- Born: May 20, 1990 (age 35) Ithaca, New York
- Education: Utah Valley University; Brookfield High School (class of 2008);
- Occupation: YouTube personality
- Years active: 2009–present
- Height: 6 ft 2 in (188 cm)
- Relatives: Jaclyn Hales (sister)

YouTube information
- Channels: LAHWF; Andrew Hales;
- Genres: Pranks, vlogs, interviews
- Website: lahwf.me

= Andrew Hales =

American YouTube personality and vlogger (born 1990)

Andrew Gerald Hales (born May 20, 1990) is an American YouTube personality and vlogger known for his channel LAHWF, which has videos consisting of pranks/social experiments and interviews.

== Early life ==
Hales was born on May 20, 1990, in Ithaca, New York in a Mormon family but no longer practices the religion. His father, as a pharmaceutical salesman, moved their family from New York to New Hampshire and then to Bountiful, Utah. Although he grew up in multiple places, he calls Utah his home state. He also lived in Brookfield, Connecticut for a large part of his life and graduated Brookfield High School class of 2008 prior to attending Utah Valley University for 3 years.

== YouTube ==
Hales started filming videos for his channel at UVU, but had to leave and go to other places such as BYU because people started to recognize him. He has filmed videos around the globe as well as places around the United States, such as New York, Los Angeles, Colorado, Idaho, Miami, London, Rome, Amsterdam, and Chengdu in China. He paid for school using money earned from his videos.

=== LAHWF ===
LAHWF, the name of Hales's YouTube channel, stands for "losing all hope was freedom," a quote from the 1999 film Fight Club.

=== "Holding People's Hand" ===
Hales as a part of UVU students filmed a video where he went to random people who are walking by and tried to awkwardly hold their hands, this original prank idea was released on June 11, 2012, and went viral. The second part of this video which Hales was on a family vacation, filmed in Lake George, New York featuring his sister Jaclyn and was released on July 22, 2012.

=== Macklemore Look-alike ===
On October 28, 2013, Hales released a video which was recorded during Macklemore & Ryan Lewis's tour stop at Utah's Maverik Center where he wears a hoodie and sunglasses and pretends to be Macklemore and starts pranking people. Later on, Macklemore reacted to this prank on Twitter.

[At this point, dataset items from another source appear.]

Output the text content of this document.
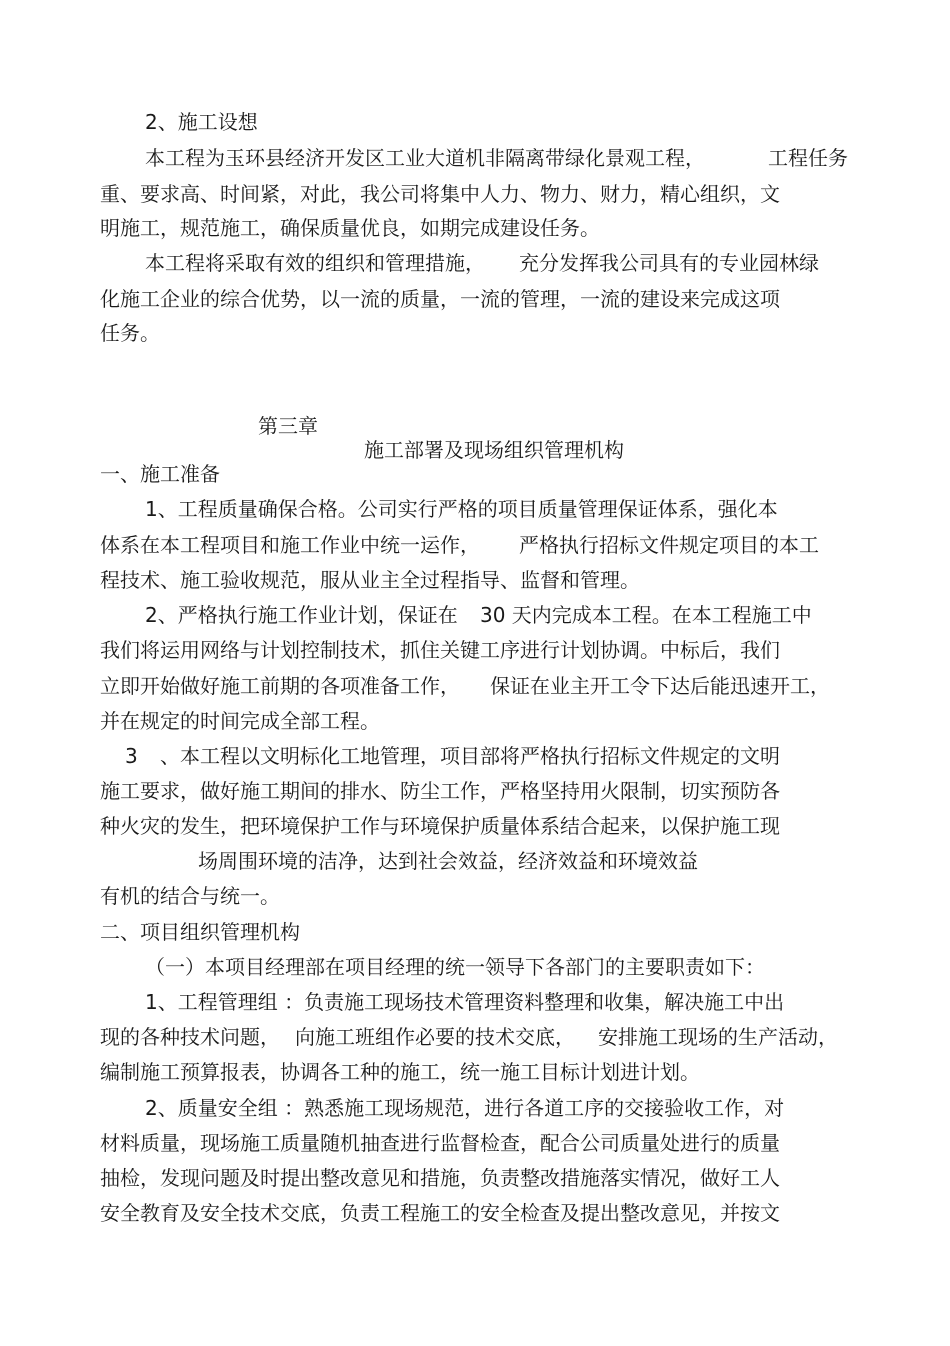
2、施工设想
本工程为玉环县经济开发区工业大道机非隔离带绿化景观工程，	工程任务
重、要求高、时间紧，对此，我公司将集中人力、物力、财力，精心组织，文
明施工，规范施工，确保质量优良，如期完成建设任务。
本工程将采取有效的组织和管理措施， 充分发挥我公司具有的专业园林绿
化施工企业的综合优势，以一流的质量，一流的管理，一流的建设来完成这项
任务。

第三章

施工部署及现场组织管理机构

一、施工准备
1、工程质量确保合格。公司实行严格的项目质量管理保证体系，强化本
体系在本工程项目和施工作业中统一运作， 严格执行招标文件规定项目的本工
程技术、施工验收规范，服从业主全过程指导、监督和管理。
2、严格执行施工作业计划，保证在 30 天内完成本工程。在本工程施工中
我们将运用网络与计划控制技术，抓住关键工序进行计划协调。中标后，我们
立即开始做好施工前期的各项准备工作， 保证在业主开工令下达后能迅速开工，
并在规定的时间完成全部工程。
3 、本工程以文明标化工地管理，项目部将严格执行招标文件规定的文明
施工要求，做好施工期间的排水、防尘工作，严格坚持用火限制，切实预防各
种火灾的发生，把环境保护工作与环境保护质量体系结合起来，以保护施工现
场周围环境的洁净，达到社会效益，经济效益和环境效益
有机的结合与统一。
二、项目组织管理机构
（一）本项目经理部在项目经理的统一领导下各部门的主要职责如下：
1、工程管理组 ：负责施工现场技术管理资料整理和收集，解决施工中出
现的各种技术问题， 向施工班组作必要的技术交底， 安排施工现场的生产活动，
编制施工预算报表，协调各工种的施工，统一施工目标计划进计划。
2、质量安全组 ：熟悉施工现场规范，进行各道工序的交接验收工作，对
材料质量，现场施工质量随机抽查进行监督检查，配合公司质量处进行的质量
抽检，发现问题及时提出整改意见和措施，负责整改措施落实情况，做好工人
安全教育及安全技术交底，负责工程施工的安全检查及提出整改意见，并按文
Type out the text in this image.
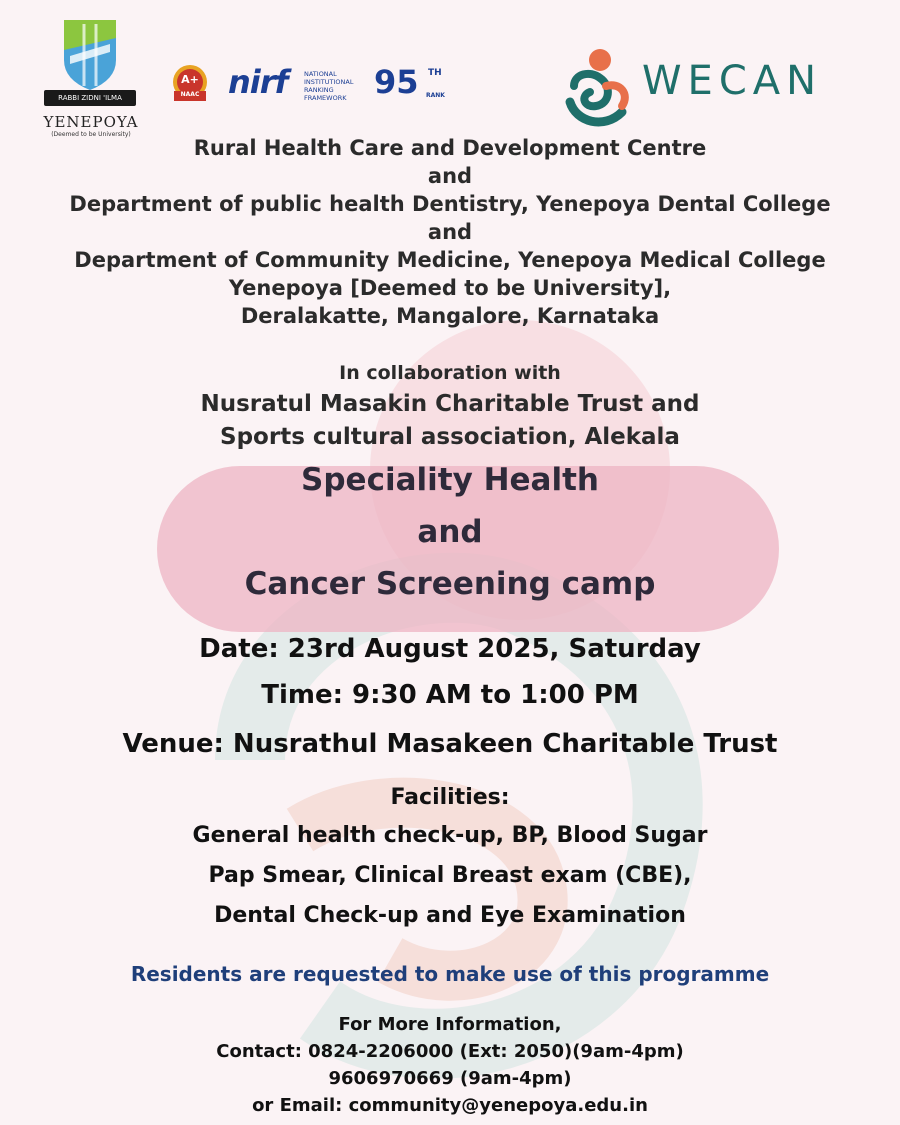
RABBI ZIDNI 'ILMA
YENEPOYA
(Deemed to be University)
A+
NAAC nirf	NATIONAL
INSTITUTIONAL
RANKING
FRAMEWORK 95 TH
RANK	WECAN
Rural Health Care and Development Centre
and
Department of public health Dentistry, Yenepoya Dental College
and
Department of Community Medicine, Yenepoya Medical College
Yenepoya [Deemed to be University],
Deralakatte, Mangalore, Karnataka
In collaboration with
Nusratul Masakin Charitable Trust and
Sports cultural association, Alekala
Speciality Health
and
Cancer Screening camp
Date: 23rd August 2025, Saturday
Time: 9:30 AM to 1:00 PM
Venue: Nusrathul Masakeen Charitable Trust
Facilities:
General health check-up, BP, Blood Sugar
Pap Smear, Clinical Breast exam (CBE),
Dental Check-up and Eye Examination
Residents are requested to make use of this programme
For More Information,
Contact: 0824-2206000 (Ext: 2050)(9am-4pm)
9606970669 (9am-4pm)
or Email: community@yenepoya.edu.in
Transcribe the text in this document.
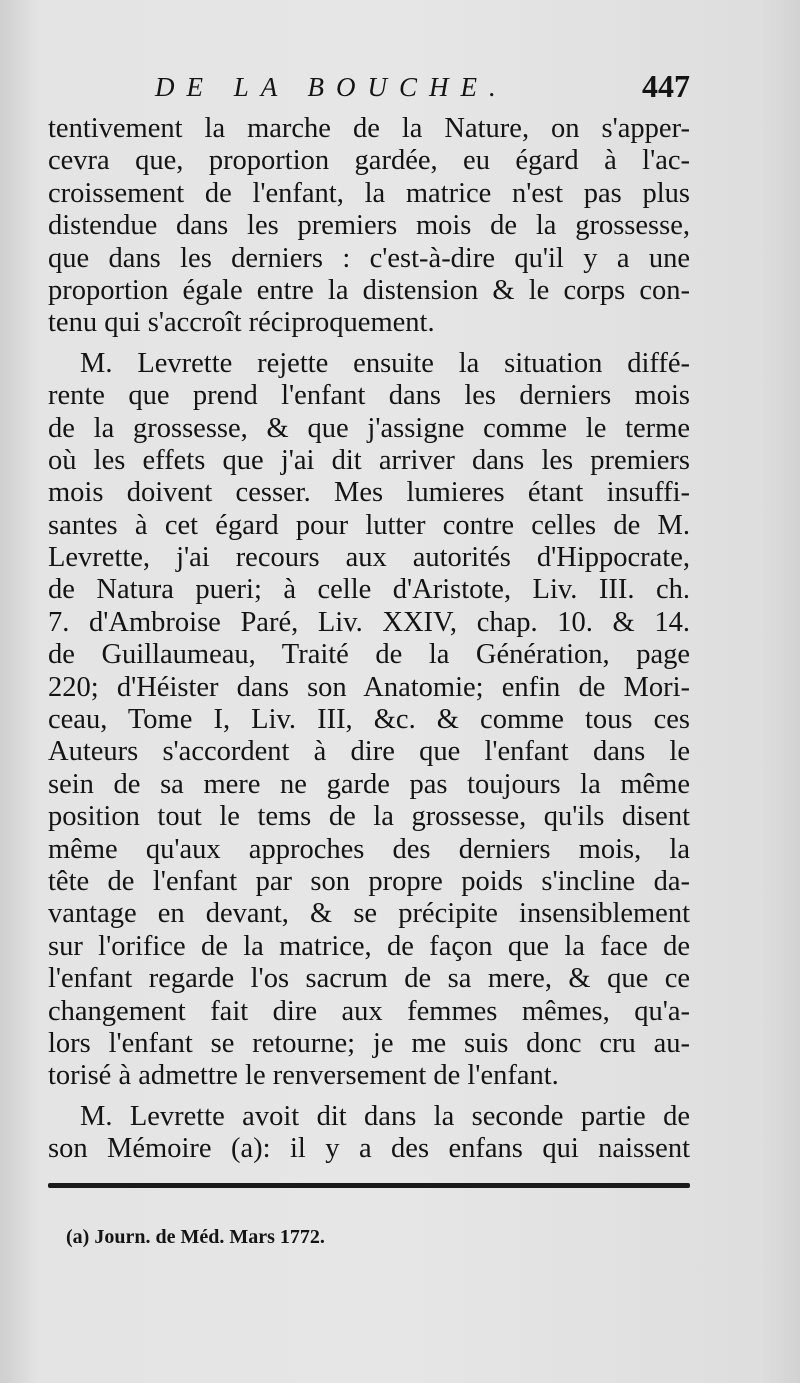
DE LA BOUCHE.	447
tentivement la marche de la Nature, on s'apper-
cevra que, proportion gardée, eu égard à l'ac-
croissement de l'enfant, la matrice n'est pas plus
distendue dans les premiers mois de la grossesse,
que dans les derniers : c'est-à-dire qu'il y a une
proportion égale entre la distension & le corps con-
tenu qui s'accroît réciproquement.
M. Levrette rejette ensuite la situation diffé-
rente que prend l'enfant dans les derniers mois
de la grossesse, & que j'assigne comme le terme
où les effets que j'ai dit arriver dans les premiers
mois doivent cesser. Mes lumieres étant insuffi-
santes à cet égard pour lutter contre celles de M.
Levrette, j'ai recours aux autorités d'Hippocrate,
de Natura pueri; à celle d'Aristote, Liv. III. ch.
7. d'Ambroise Paré, Liv. XXIV, chap. 10. & 14.
de Guillaumeau, Traité de la Génération, page
220; d'Héister dans son Anatomie; enfin de Mori-
ceau, Tome I, Liv. III, &c. & comme tous ces
Auteurs s'accordent à dire que l'enfant dans le
sein de sa mere ne garde pas toujours la même
position tout le tems de la grossesse, qu'ils disent
même qu'aux approches des derniers mois, la
tête de l'enfant par son propre poids s'incline da-
vantage en devant, & se précipite insensiblement
sur l'orifice de la matrice, de façon que la face de
l'enfant regarde l'os sacrum de sa mere, & que ce
changement fait dire aux femmes mêmes, qu'a-
lors l'enfant se retourne; je me suis donc cru au-
torisé à admettre le renversement de l'enfant.
M. Levrette avoit dit dans la seconde partie de
son Mémoire (a): il y a des enfans qui naissent
(a) Journ. de Méd. Mars 1772.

=== "Acting Out The Notebook with Girls" ===
In February 2015, Hales released a video recorded at the USC, in which he acted out the famous kissing scene from the Notebook with random participants. The girl who first showed up in the video, later appeared in the extras from his 2016 video, "What are you guys talking about?" in which he returned to USC.

=== Chatting With ===
In 2017, Hales began a series of interview videos titled, "Chatting With". Episodes have featured internet personalities, young millionaires, a Sasquatch witness, a survivor of the Columbine shooting, a supporter of the Voluntary Human Extinction Movement, and many others.

== Adderall ==
Hales has talked about how he was diagnosed with ADD many times and released a documentary video about Adderall on August 8, 2016. He mentioned he was prescribed Adderall about 6 months before he started his channel and said he has never seen the doctor who diagnosed him with ADD again. He also said that Adderall is the reason behind all his videos, but mentioned he doesn't want to talk about the subject because he doesn't take treatment any more.